The Framing Inspection is completed once the project is “dried-in.” This is when the roof sheathing and tar paper have been installed and, in the case of a tile roof, the tiles have been stacked on the roof. The interior of the project is now protected from the weather and the rough plumbing and electrical can begin. It will typically take a few weeks to two months or more between the pre-slab and framing inspections.
|All Systems or Components Not Reported on in Prior Inspection|
|Foundation and Footings|
|Floor Structure (if applicable)|
|Attachment of Exterior Walls to Foundation|
|Interior and Exterior Wall Structure|
|Chimney and Fireplace Installations (if applicable)|
|Window and Door Installation and Flashing|
|Attachment of Walls to Roof Structure|
The pre-drywall inspection is completed just prior to the installation of the drywall. All rough electrical, plumbing, heating, ventilation, and air conditioning (HVAC) should be completed at this point. All subcontractors’ work will have been checked and follow-up visits completed. This is one of the most critical inspections as, all construction to this point will be covered and will no longer be visible.

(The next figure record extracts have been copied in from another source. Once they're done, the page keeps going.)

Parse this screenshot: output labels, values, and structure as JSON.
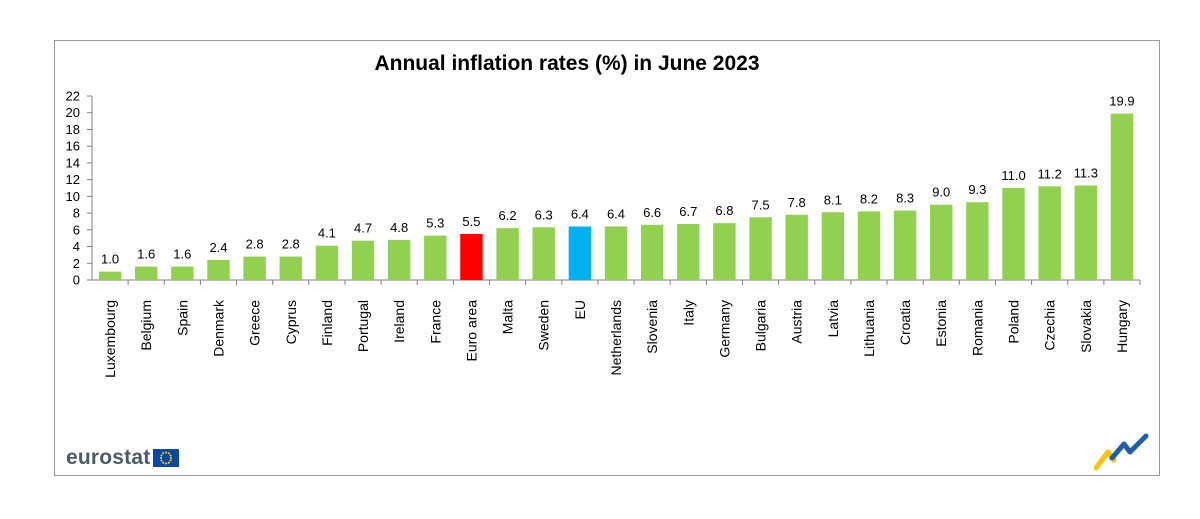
{
  "chart_data": {
    "type": "bar",
    "title": "Annual inflation rates (%) in June 2023",
    "xlabel": "",
    "ylabel": "",
    "ylim": [
      0,
      22
    ],
    "yticks": [
      0,
      2,
      4,
      6,
      8,
      10,
      12,
      14,
      16,
      18,
      20,
      22
    ],
    "categories": [
      "Luxembourg",
      "Belgium",
      "Spain",
      "Denmark",
      "Greece",
      "Cyprus",
      "Finland",
      "Portugal",
      "Ireland",
      "France",
      "Euro area",
      "Malta",
      "Sweden",
      "EU",
      "Netherlands",
      "Slovenia",
      "Italy",
      "Germany",
      "Bulgaria",
      "Austria",
      "Latvia",
      "Lithuania",
      "Croatia",
      "Estonia",
      "Romania",
      "Poland",
      "Czechia",
      "Slovakia",
      "Hungary"
    ],
    "values": [
      1.0,
      1.6,
      1.6,
      2.4,
      2.8,
      2.8,
      4.1,
      4.7,
      4.8,
      5.3,
      5.5,
      6.2,
      6.3,
      6.4,
      6.4,
      6.6,
      6.7,
      6.8,
      7.5,
      7.8,
      8.1,
      8.2,
      8.3,
      9.0,
      9.3,
      11.0,
      11.2,
      11.3,
      19.9
    ],
    "value_labels": [
      "1.0",
      "1.6",
      "1.6",
      "2.4",
      "2.8",
      "2.8",
      "4.1",
      "4.7",
      "4.8",
      "5.3",
      "5.5",
      "6.2",
      "6.3",
      "6.4",
      "6.4",
      "6.6",
      "6.7",
      "6.8",
      "7.5",
      "7.8",
      "8.1",
      "8.2",
      "8.3",
      "9.0",
      "9.3",
      "11.0",
      "11.2",
      "11.3",
      "19.9"
    ],
    "colors": {
      "default": "#92d050",
      "highlight": {
        "Euro area": "#ff0000",
        "EU": "#00b0f0"
      }
    },
    "grid": false,
    "legend": "none"
  },
  "branding": {
    "logo_text": "eurostat",
    "logo_icon": "eu-flag-icon",
    "corner_icon": "eurostat-corner-mark-icon"
  }
}
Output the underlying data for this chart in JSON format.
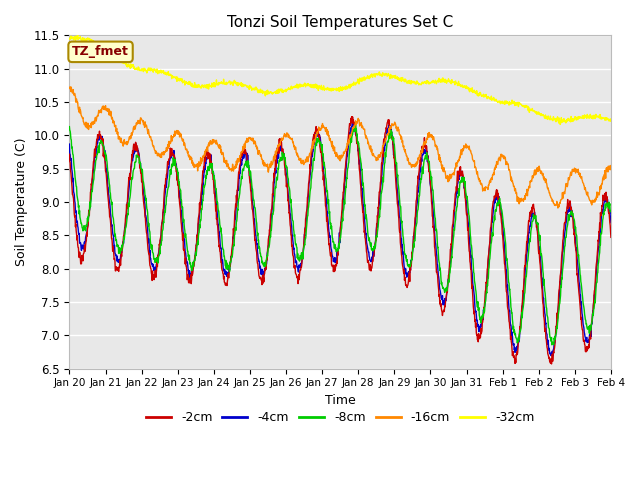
{
  "title": "Tonzi Soil Temperatures Set C",
  "xlabel": "Time",
  "ylabel": "Soil Temperature (C)",
  "ylim": [
    6.5,
    11.5
  ],
  "xlim": [
    0,
    360
  ],
  "x_tick_labels": [
    "Jan 20",
    "Jan 21",
    "Jan 22",
    "Jan 23",
    "Jan 24",
    "Jan 25",
    "Jan 26",
    "Jan 27",
    "Jan 28",
    "Jan 29",
    "Jan 30",
    "Jan 31",
    "Feb 1",
    "Feb 2",
    "Feb 3",
    "Feb 4"
  ],
  "x_tick_positions": [
    0,
    24,
    48,
    72,
    96,
    120,
    144,
    168,
    192,
    216,
    240,
    264,
    288,
    312,
    336,
    360
  ],
  "y_ticks": [
    6.5,
    7.0,
    7.5,
    8.0,
    8.5,
    9.0,
    9.5,
    10.0,
    10.5,
    11.0,
    11.5
  ],
  "colors": {
    "2cm": "#cc0000",
    "4cm": "#0000cc",
    "8cm": "#00cc00",
    "16cm": "#ff8800",
    "32cm": "#ffff00"
  },
  "legend_labels": [
    "-2cm",
    "-4cm",
    "-8cm",
    "-16cm",
    "-32cm"
  ],
  "legend_colors": [
    "#cc0000",
    "#0000cc",
    "#00cc00",
    "#ff8800",
    "#ffff00"
  ],
  "annotation_text": "TZ_fmet",
  "annotation_color": "#880000",
  "annotation_bg": "#ffffcc",
  "annotation_border": "#aa8800"
}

It will typically take from a few weeks to two months or more between the framing and pre-drywall inspections.
|All Systems and Components Not Reported on in Prior Inspections (if visible)|
|Rough Plumbing – Water Distribution and Sewer|
|Rough Electrical – Main Electrical Panel and Branch Circuits|
|HVAC Installation and Ductwork|
|Fire Stop and Fire Blocking|
|Chimney and Fireplace Installations (if applicable)|
|Attic Ventilation and Insulation|
|Exterior Wall Cladding|
The Final Walk-Through Inspection is a full Certified Home Inspection, and is typically completed just prior to closing. This is a critical time for the builder, and many issues will be addressed in the final days and hours leading up to closing. We encourage you to notify your builder that you have scheduled a Final Walk-Through Inspection by an independent inspector and ensure that all construction work has been finished prior to setting the date for the Final Walk-Through Inspection.